The Opera About Our Favorite Supreme Court Jewess Is All Too Relevant


Not all operas end with death or marriage. Some, like Derrick Wang’s Scalia/Ginsburg, about the unlikely friendship of the two Supreme Court justices, culminate in constitutional consensus. The musical pastiche of an American comic opera follows the pair through three cosmic trials, a la Mozart’s The Magic Flute. But to succeed, they have to agree on how to interpret the constitution.

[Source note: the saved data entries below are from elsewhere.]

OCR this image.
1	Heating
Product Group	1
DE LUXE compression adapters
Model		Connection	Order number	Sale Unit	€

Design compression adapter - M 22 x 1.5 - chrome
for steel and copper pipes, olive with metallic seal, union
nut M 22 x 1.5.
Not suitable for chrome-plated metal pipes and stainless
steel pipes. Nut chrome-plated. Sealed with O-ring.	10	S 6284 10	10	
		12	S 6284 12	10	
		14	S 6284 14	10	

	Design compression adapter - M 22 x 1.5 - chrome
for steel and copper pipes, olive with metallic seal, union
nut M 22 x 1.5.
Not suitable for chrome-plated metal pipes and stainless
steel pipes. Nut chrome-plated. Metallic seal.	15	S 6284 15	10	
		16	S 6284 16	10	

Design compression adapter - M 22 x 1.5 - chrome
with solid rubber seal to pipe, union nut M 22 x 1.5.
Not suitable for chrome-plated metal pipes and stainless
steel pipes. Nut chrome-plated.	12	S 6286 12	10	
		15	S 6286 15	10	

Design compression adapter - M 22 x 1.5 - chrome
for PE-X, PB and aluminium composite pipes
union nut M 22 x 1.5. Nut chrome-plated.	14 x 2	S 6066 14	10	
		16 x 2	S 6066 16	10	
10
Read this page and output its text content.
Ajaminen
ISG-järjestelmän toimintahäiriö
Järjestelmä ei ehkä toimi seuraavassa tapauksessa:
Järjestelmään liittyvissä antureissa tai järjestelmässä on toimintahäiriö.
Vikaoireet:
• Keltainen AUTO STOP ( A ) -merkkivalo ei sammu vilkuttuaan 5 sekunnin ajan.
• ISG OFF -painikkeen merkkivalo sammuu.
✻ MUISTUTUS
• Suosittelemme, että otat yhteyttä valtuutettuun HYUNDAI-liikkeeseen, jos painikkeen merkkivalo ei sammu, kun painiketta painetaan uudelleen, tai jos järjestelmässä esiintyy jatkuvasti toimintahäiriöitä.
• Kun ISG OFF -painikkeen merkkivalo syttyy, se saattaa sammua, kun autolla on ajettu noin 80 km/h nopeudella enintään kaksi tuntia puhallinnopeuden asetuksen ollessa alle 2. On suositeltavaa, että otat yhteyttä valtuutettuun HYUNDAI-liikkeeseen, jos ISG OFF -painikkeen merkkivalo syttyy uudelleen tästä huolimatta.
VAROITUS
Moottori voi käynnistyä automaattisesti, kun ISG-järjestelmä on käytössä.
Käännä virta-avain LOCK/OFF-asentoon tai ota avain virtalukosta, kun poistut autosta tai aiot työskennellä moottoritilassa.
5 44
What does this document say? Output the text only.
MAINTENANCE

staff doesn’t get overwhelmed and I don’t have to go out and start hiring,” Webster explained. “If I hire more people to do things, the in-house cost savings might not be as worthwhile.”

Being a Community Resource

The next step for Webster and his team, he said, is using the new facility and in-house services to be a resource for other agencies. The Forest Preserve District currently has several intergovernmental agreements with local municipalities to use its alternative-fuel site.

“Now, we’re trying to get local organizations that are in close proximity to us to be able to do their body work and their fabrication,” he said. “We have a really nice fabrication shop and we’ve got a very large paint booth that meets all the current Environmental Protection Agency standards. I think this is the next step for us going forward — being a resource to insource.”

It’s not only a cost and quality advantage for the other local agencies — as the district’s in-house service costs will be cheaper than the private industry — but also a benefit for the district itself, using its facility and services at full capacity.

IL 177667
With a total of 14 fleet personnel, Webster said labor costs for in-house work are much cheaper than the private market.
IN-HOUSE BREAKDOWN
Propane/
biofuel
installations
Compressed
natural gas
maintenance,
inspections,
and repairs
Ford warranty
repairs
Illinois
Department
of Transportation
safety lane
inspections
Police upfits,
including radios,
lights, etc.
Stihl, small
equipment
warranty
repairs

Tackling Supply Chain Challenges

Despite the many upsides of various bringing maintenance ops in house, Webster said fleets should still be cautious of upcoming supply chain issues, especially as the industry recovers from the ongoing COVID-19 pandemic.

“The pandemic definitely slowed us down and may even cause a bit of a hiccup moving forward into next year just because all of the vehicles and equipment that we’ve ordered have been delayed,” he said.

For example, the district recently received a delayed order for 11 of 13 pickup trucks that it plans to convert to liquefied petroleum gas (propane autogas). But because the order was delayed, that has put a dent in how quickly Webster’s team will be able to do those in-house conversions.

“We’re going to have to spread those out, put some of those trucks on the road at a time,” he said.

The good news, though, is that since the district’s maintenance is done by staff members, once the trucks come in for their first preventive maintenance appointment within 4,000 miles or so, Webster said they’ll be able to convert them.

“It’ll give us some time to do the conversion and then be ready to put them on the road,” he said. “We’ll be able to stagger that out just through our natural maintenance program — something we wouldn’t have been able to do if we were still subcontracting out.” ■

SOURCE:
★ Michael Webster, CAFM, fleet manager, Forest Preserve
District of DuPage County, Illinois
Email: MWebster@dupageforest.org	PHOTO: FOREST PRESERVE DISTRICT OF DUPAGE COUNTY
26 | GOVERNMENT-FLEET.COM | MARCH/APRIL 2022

Self-billed as a buddy comedy and chock full of legal citations, Scalia/Ginsburg makes Notorious RBG its queen in documenting her friendship with her ideological adversary. With the recent passing of Antonin Scalia and last week’s mock confirmation hearing, this ode to across-the-aisle friendship is as relevant as it was when the opera was produced last summer.

Ginsburg surges onto the scene by rising through the floor in a nod to Mozart’s Queen of the Night, dramatically belting out that she’s abundantly equipped to break through a glass ceiling. Later (with an eye to her Jewishness?) and in homage to Verdi’s “Chorus of the Hebrew Slaves” she sings of protecting citizens against racial discrimination.

Justice Ginsburg, who has recently been honored in a myriad of innovative ways (this cat proves that imitation is the sincerest form of flattery), loves Wang’s tribute. She supported it from the beginning and teared up at its memorial to her husband. She even quoted from it in her tribute to her late friend.